Moving day (or week?) brings on so many emotions I have been pushing off. It's solidifying the feelings of losing my sister, relocating back to the east coast permanently, and restarting life at thirty-one years old.

So much has happened since the start of the new year. The final end to a 6 year long relationship, the beginning of a new relationship. The ending of two lives, one permanently and one just restarting. The emotional roller-coaster has been intense. From having a life planned, to being stunted and unable to foresee any type of future, to being able to plan again but being back to an empty drawing board.

Movies and books making beginnings and endings seem so simple. It happens the way its supposed to, something begins, that something ends, and then something new begins. Real life isn't like that. Real life is messy with beginnings and endings colliding and weaving between each other. Characters in a book have it easy. They're navigating with a script. Someone has laid out their path for them. Thinking about life that way makes me wish I believed in a god; makes me wish God was an unfaltering truth. That way I could feel like a character in the books I like to lose myself in, everything planned just waiting to be experienced. Instead, we are just making it up as we go. No one else holds the key to where our life goes, that is all on us. The comforts that brings don't seem to outweigh the paralyzing responsibilities that comes along with everything being on your own shoulders.

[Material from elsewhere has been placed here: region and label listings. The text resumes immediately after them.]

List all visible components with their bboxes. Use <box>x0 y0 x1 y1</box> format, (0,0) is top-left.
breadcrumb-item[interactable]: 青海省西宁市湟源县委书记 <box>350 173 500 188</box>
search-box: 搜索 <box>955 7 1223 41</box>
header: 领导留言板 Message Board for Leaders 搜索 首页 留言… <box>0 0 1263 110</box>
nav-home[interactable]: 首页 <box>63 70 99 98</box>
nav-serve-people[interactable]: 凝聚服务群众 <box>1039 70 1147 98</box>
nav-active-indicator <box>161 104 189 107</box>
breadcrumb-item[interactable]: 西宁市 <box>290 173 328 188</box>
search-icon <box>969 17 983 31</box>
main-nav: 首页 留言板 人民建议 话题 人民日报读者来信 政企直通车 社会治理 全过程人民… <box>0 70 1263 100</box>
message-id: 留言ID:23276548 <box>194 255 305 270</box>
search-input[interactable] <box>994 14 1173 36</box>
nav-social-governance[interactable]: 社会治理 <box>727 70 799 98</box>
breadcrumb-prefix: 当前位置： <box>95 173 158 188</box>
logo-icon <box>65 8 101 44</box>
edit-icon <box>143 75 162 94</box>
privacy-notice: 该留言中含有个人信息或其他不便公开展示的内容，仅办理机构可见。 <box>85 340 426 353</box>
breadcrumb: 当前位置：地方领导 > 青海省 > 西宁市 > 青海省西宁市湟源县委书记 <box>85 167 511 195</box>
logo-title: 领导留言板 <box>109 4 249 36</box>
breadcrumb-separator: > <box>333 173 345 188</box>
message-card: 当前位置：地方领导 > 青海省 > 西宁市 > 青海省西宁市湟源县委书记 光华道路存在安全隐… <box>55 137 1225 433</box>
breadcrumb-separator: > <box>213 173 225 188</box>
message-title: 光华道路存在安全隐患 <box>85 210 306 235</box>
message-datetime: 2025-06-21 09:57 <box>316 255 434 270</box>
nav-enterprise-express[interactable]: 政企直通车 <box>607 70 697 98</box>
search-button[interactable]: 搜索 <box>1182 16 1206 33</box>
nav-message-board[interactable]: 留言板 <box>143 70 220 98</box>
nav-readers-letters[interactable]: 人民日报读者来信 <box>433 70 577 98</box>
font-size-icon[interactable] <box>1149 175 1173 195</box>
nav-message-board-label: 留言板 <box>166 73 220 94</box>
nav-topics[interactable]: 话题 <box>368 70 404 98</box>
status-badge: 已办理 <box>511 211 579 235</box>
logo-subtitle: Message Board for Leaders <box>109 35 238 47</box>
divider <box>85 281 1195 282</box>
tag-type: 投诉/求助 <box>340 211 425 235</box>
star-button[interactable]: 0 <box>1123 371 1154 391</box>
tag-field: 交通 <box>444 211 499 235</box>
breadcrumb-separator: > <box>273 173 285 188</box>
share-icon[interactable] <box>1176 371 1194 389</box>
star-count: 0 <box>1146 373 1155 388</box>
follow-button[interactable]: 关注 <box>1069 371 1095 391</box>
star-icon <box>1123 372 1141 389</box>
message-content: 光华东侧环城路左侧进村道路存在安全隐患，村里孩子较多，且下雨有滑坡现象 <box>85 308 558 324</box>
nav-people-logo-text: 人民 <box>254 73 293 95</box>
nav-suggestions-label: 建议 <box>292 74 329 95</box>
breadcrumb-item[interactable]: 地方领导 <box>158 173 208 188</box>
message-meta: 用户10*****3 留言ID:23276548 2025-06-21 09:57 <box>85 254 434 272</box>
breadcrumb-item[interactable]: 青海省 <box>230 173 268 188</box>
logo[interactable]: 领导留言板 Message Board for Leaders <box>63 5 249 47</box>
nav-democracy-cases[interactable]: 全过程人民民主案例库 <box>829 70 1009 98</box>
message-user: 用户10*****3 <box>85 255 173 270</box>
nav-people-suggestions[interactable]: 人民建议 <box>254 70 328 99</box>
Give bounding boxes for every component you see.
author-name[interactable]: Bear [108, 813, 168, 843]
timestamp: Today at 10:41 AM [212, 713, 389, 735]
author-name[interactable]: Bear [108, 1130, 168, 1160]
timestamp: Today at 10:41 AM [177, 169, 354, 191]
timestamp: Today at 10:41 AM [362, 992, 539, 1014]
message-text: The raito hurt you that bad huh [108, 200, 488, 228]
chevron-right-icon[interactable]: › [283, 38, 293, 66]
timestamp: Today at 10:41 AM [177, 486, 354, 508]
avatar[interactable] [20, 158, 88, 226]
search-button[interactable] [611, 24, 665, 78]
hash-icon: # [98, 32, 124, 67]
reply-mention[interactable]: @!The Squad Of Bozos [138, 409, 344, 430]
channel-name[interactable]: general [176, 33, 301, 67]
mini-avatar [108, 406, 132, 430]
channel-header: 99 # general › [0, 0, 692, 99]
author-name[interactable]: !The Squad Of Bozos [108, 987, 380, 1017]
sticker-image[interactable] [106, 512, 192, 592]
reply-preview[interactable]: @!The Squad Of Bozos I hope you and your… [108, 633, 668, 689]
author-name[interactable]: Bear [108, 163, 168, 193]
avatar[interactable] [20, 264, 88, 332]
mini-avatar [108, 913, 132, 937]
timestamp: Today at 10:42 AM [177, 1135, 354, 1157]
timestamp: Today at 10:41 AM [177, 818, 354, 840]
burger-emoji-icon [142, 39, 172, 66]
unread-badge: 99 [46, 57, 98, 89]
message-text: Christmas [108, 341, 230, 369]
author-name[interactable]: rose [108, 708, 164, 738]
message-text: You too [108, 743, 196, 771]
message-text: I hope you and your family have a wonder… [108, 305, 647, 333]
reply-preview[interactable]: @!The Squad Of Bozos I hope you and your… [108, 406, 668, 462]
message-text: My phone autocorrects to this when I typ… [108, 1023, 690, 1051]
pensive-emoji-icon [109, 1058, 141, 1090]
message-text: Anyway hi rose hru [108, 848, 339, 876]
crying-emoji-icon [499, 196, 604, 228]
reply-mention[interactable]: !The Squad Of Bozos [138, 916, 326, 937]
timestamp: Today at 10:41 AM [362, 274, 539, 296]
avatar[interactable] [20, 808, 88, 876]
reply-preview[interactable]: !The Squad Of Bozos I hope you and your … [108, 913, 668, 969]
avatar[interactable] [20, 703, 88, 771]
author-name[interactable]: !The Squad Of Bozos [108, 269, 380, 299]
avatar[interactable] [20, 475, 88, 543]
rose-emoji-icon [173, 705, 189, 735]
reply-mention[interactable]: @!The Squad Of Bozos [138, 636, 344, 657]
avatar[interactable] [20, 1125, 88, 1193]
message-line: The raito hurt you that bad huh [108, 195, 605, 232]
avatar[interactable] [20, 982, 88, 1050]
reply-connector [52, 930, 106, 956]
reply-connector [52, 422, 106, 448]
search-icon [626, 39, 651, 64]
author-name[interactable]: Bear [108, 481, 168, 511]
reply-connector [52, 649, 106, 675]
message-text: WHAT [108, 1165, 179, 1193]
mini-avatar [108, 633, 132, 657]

How do I feel both ready and not? Both unbalanced and steady? How can I be ready to start planning a future again when all the past year has shown me is that no matter what you plan, if life decides differently there is nothing you can do?

I feel like an addict repeating the mantra “one day at a time” but what else can we do or rely on other than the immediate here and now?

Does anyone ever truly figure out how to rectify all of the contradicting feelings and beliefs? If you have, please share that knowledge with me.